The history of Angkor

Angkor is an ancient Cambodian city and was the capital city of the Khmer Empire. The ruins of the city are located amid forests and greenery, near modern day Siem Reap. Perhaps the biggest legacy of Angkor is the sensational Angkor Wat, one of the most popular tourist attractions in the world. Many of the temples of Angkor Wat and Angkor Thom have been restored, and are protected as a UNESCO World Heritage site.
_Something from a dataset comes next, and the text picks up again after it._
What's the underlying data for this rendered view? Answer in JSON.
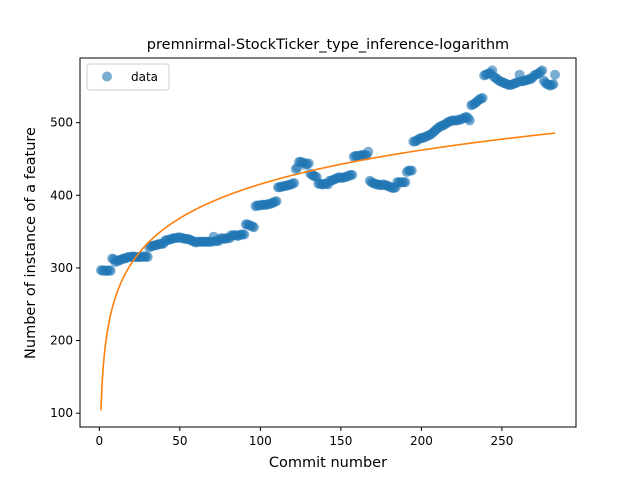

Angkor Wat is a temple complex in the Siem Reap province, considered to be one of the world’s largest religious monuments – the site is over 400 acres! It is a crucial part of the fabric and identity of Cambodia as a country, and one of the places you simply have to see. Constructed during the 12th Century, as part of the Khmer Empire, Angkor Wat has become one of the most famous sites in the world. Let’s delve a little deeper into the history, and mystery, of Angkor.

Khmer Empire

The Khmer Empire was one of the most important in Cambodian history, and the Empire was responsible for much of the unification that happened in the country at that time – which the temple is a testament to. This Hindu-Buddhist Empire was spearheaded by King Jayavarman, around the 9th Century, and ran until the 15th Century. The immense power, wealth, culture, and artistry possessed by the Khmer Empire led to the construction of Angkor Wat, to showcase the aesthetic and architectural ability, as well as being a monument to religion.

Religious history

You may not know, but Angkor Wat began life as a Hindu temple, before being turned into a Buddhist temple in the 14th Century, showing the change in religious direction in the city at the time. In the time of the Khmer Empire, all buildings that weren’t religious were built using perishable materials – perhaps why they could spare the expense for temples such as Angkor Wat. The original religion here was a combination of elements of Hinduism, Buddhism, and other indigenous religions. But, it was under the rule of King Suryavarman II that the city became predominantly Hindu, changing to Buddhist years later.

The fall of Angkor

The Khmer Empire fell in the 14th Century when the city was lost to the Kingdom of Ayutthaya. 1431 was thought to be the date that signaled the end of the Khmer Empire, and sacking of Angkor. By the 15th Century, the city was largely abandoned, but the monument of Angkor Wat remained. Perhaps the enemies of the Khmer decided it was simply too breathtaking to destroy – and lucky for us it still remains to this day!

Present day

Today, as we know, the city of Angkor lies in ancient ruins, spread across the province. However, Angkor Wat is preserved as a World Heritage site and attracts millions of visitors every year. It;’s not really hard to see why, either. This is one of the most stunning places in the world, and a true testament to architecture, and religious devotion. However, the 2 million+ visitors every year is considered unsustainable tourism and is putting a lot of pressure on the monuments and structures in the area. There are worries that this could cause fairly significant damage in the future and may lead to problems in the area.

There’s no denying the great beauty and majesty of Angkor Wat, and, it seems strange to think it’s the only part of a once great city that has actually endured and survived. The city of Angkor was the main seat of the Khmer Empire for centuries and has fallen out of memory, but its presence will always remain because of the magnificence of Angkor Wat.